Resources should be managed not individually but ecologically. It is the future to a sustainable planet. The relationship of one thing to another. Whatever we can do to improve the productivity of our estuaries is, I think, a good thing. Oysters and pogies and eel grass. The Trinity. Pass the hot sauce, please.
Amen brother goosefish!
Ecosystem based management is the key.
It does start from the ground up.

Damn this thread exploded!!!
Everybody take a DEEP breath, relax and realzie that ultimatly we are all on the same side (the bass) ...

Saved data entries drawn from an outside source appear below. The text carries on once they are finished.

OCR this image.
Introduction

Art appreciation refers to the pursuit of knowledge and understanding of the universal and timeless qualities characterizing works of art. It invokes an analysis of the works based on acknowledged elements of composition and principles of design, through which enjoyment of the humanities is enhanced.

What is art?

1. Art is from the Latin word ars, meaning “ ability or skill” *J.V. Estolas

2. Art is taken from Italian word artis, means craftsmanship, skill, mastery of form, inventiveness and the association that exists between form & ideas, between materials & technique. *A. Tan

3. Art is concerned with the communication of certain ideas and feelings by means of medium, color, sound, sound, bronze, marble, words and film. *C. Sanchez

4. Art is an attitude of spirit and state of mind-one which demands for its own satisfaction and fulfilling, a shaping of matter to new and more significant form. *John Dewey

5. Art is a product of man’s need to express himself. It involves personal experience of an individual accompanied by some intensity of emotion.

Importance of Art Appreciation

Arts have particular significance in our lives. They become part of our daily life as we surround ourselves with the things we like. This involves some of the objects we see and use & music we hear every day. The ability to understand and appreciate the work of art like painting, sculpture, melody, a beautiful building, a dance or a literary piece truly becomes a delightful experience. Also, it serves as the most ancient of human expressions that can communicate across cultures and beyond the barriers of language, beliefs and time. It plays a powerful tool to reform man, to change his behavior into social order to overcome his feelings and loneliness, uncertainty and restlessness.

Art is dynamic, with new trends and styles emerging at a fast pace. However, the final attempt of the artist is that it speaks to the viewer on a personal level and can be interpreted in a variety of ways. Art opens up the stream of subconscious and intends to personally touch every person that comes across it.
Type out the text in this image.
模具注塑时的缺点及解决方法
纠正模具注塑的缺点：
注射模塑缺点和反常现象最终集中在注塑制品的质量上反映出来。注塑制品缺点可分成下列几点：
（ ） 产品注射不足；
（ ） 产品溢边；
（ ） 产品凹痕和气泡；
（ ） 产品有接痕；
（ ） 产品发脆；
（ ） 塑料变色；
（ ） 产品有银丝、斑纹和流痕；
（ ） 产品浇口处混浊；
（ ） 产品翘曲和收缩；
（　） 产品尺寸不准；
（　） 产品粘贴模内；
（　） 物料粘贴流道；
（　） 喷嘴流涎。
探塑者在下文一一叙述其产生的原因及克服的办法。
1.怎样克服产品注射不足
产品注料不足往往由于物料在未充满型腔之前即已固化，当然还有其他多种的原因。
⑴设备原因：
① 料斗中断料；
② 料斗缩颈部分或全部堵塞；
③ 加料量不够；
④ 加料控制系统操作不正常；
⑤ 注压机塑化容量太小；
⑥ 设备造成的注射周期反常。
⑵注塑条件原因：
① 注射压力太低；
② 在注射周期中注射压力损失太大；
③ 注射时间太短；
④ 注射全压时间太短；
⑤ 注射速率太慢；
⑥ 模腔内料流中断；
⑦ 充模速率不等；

As the great philosofer Bob Dylan said
"We always did feel the same,
We just saw it from a different point of view,
Clammer's Tangled up in blues." (OK. added a bit )"


What I would like to see:
Numbers (#pounds Ark takes/yr) vs. the total catch coastwide
Would they still be scarfing them up outside the bay, before they get to RI? Probably unless more wide reaching legislation is passed. This would be a good step though.

Everyone is probably right to some extent:
The structure of fish would change in the surf and in the bay. They'd be around but maybe have different patterns, maybe not.
large schools of pogies in the bay would make bass an easier target for commercial and recreational fisherman no doubt..



When I was a kid it was the moratorium, but I remember Newport harbor LOADED with adult pogies and monster bluefish all summer. Was it a good thing? Of course. With the population of bass back up it should be a benefit, especially in the bay.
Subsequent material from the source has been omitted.